With this, the decks seem to be clear for the amendment to sail through the Nepalese Parliament, cementing prime minister K.P.Sharma Oli’s credentials as a strong and nationalistic leader, not bowing to seeming pressure from India.
But the development is expected to see a definite strain in ties with New Delhi, given that the new map shows three areas that India claims is part of its territory as part of the new Nepalese map.
Previously, India and Nepal have been showing Kalapani and Lipulekh as part of their territory in their political maps, but Kathmandu earlier this month brought out a new map that shows Limpiyadhura also within its boundaries.
The trigger for the recent rise in tensions was Kathmandu’s objection to India inaugurating a road connecting the Lipulekh pass with Dharchula in Uttarakhand. India said the road lies within Pithoragarh district and will give Indian pilgrims easier access to Kailash Mansarovar. But Oli said Lipulekh, Kalapani and Limpiyadhura belong to Nepal and vowed to “reclaim" them through political and diplomatic efforts.
The constitutional amendment to approve the new map was to be tabled in the Nepalese last week by law, justice and parliamentary affairs minister Shivamaya Tumbahangphe but it was removed from the business schedule as per a request by the Nepali Congress to wait until the party could take a decision to this effect in its CWC meeting.

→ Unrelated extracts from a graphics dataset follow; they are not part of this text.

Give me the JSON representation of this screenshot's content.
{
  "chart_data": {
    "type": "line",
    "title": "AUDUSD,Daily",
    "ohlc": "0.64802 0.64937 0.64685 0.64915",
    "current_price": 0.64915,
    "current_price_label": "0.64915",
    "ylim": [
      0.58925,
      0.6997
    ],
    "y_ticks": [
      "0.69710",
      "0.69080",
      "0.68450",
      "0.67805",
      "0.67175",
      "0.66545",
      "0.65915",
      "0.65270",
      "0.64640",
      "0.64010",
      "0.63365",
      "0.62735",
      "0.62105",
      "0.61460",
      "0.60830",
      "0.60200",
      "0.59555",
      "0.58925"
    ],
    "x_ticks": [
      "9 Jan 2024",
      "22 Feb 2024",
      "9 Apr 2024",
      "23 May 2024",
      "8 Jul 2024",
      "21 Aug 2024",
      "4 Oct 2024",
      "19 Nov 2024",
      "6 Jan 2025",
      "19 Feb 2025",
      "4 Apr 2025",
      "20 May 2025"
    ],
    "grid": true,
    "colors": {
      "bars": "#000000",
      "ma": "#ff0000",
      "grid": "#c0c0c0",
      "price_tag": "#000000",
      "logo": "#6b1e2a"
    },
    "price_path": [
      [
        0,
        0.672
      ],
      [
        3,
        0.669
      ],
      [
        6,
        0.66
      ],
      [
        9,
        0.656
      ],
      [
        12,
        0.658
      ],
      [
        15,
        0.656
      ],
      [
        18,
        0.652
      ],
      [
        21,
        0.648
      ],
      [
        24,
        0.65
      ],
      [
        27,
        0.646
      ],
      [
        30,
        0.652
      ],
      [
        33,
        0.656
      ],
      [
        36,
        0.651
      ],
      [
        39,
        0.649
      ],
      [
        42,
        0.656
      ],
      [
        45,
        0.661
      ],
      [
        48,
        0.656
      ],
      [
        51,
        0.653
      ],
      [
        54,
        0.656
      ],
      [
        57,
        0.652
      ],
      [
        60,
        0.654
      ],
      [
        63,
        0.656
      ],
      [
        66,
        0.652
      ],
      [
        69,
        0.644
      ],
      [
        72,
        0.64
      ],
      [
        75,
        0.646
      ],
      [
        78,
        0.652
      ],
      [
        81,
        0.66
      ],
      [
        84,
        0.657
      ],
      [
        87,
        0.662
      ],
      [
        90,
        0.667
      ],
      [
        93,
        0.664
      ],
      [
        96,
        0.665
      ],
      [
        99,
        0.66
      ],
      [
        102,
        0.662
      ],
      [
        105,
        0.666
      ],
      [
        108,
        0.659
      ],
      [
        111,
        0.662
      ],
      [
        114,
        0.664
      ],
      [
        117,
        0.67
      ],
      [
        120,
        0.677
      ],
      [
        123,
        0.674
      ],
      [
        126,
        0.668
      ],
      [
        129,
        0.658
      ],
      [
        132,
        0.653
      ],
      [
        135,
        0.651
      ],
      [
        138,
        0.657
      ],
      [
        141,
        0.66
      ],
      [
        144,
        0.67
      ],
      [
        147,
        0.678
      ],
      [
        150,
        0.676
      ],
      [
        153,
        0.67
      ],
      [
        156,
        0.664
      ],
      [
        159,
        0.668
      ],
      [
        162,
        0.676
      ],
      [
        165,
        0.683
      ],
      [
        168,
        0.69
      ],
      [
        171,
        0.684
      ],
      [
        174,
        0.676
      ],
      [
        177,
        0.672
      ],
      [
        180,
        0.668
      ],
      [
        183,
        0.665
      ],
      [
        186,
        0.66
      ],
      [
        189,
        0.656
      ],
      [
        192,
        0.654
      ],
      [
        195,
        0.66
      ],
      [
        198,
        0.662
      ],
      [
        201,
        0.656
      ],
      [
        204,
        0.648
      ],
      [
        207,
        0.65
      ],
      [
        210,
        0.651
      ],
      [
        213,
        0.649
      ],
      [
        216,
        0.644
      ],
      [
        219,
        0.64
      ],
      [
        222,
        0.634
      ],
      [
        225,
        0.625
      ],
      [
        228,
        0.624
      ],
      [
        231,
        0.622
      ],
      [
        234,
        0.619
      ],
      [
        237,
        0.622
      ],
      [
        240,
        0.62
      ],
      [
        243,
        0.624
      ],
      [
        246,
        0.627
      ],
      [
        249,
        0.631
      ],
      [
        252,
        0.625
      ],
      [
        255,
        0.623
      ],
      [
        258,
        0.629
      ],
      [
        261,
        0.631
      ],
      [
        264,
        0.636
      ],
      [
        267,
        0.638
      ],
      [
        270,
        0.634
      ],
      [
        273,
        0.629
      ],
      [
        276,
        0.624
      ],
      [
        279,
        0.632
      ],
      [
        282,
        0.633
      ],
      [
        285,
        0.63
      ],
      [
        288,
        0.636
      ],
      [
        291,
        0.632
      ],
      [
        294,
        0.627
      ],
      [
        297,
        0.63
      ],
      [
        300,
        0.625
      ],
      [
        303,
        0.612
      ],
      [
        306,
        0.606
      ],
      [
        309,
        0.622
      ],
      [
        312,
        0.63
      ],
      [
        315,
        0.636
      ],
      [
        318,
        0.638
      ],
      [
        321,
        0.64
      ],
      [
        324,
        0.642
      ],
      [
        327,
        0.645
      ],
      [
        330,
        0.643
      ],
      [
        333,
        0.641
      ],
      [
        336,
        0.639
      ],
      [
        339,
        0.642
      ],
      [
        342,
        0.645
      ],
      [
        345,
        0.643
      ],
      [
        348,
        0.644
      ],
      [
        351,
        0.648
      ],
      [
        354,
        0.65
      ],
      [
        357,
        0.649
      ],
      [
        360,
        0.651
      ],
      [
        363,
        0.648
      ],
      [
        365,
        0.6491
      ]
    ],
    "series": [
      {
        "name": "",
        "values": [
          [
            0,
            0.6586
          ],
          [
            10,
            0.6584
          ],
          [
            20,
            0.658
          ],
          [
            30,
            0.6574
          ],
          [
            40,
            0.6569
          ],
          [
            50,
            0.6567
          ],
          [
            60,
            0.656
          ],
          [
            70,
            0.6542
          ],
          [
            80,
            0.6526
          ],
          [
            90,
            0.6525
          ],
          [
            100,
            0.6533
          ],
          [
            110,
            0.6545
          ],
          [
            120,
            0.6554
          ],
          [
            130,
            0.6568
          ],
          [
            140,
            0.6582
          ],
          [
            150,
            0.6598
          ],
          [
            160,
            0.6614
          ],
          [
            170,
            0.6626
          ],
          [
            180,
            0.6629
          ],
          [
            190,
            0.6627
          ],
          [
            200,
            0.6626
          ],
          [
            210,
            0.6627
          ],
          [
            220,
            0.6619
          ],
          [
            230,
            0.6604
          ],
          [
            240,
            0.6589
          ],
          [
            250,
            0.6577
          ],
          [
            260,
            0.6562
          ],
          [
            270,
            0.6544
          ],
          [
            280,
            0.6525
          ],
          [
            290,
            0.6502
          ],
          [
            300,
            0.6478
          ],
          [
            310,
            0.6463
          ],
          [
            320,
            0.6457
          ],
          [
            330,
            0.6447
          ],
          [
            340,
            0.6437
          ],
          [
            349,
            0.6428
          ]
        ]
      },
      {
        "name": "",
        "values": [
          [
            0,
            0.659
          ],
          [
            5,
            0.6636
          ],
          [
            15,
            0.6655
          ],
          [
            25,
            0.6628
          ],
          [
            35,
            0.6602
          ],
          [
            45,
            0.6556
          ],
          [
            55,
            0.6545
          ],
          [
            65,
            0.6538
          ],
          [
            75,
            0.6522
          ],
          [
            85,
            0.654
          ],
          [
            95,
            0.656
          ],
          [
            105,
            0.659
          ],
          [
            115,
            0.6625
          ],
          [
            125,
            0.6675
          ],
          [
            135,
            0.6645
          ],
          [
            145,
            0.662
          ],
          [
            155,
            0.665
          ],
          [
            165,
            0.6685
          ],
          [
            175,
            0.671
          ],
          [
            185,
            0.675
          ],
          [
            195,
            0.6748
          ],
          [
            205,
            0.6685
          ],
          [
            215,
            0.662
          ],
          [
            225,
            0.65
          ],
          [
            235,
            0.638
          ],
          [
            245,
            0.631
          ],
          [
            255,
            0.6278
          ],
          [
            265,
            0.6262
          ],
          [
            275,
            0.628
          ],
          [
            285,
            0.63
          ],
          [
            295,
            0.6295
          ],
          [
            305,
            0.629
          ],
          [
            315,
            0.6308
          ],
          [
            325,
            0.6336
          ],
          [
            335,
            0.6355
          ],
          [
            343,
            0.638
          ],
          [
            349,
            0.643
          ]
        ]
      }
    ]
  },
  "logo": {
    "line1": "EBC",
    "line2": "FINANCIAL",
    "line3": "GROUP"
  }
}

On Saturday, the NC which is the main opposition party in Nepal's Parliament and traditionally seen as pro-India, decided to vote in favour of the amendment bill.
On Thursday, India had indicated its readiness to engage with Nepal to resolve the border row on the basis of “mutual sensitivity and respect."
“India is monitoring the current situation in Nepal," Indian foreign ministry spokesman Anurag Srivastava had said.
"India is open to engaging with all its neighbours on the basis of mutual sensitivity and mutual respect, in an environment of trust and confidence. This is a continuous process and requires constructive and positive efforts," Srivastava had added.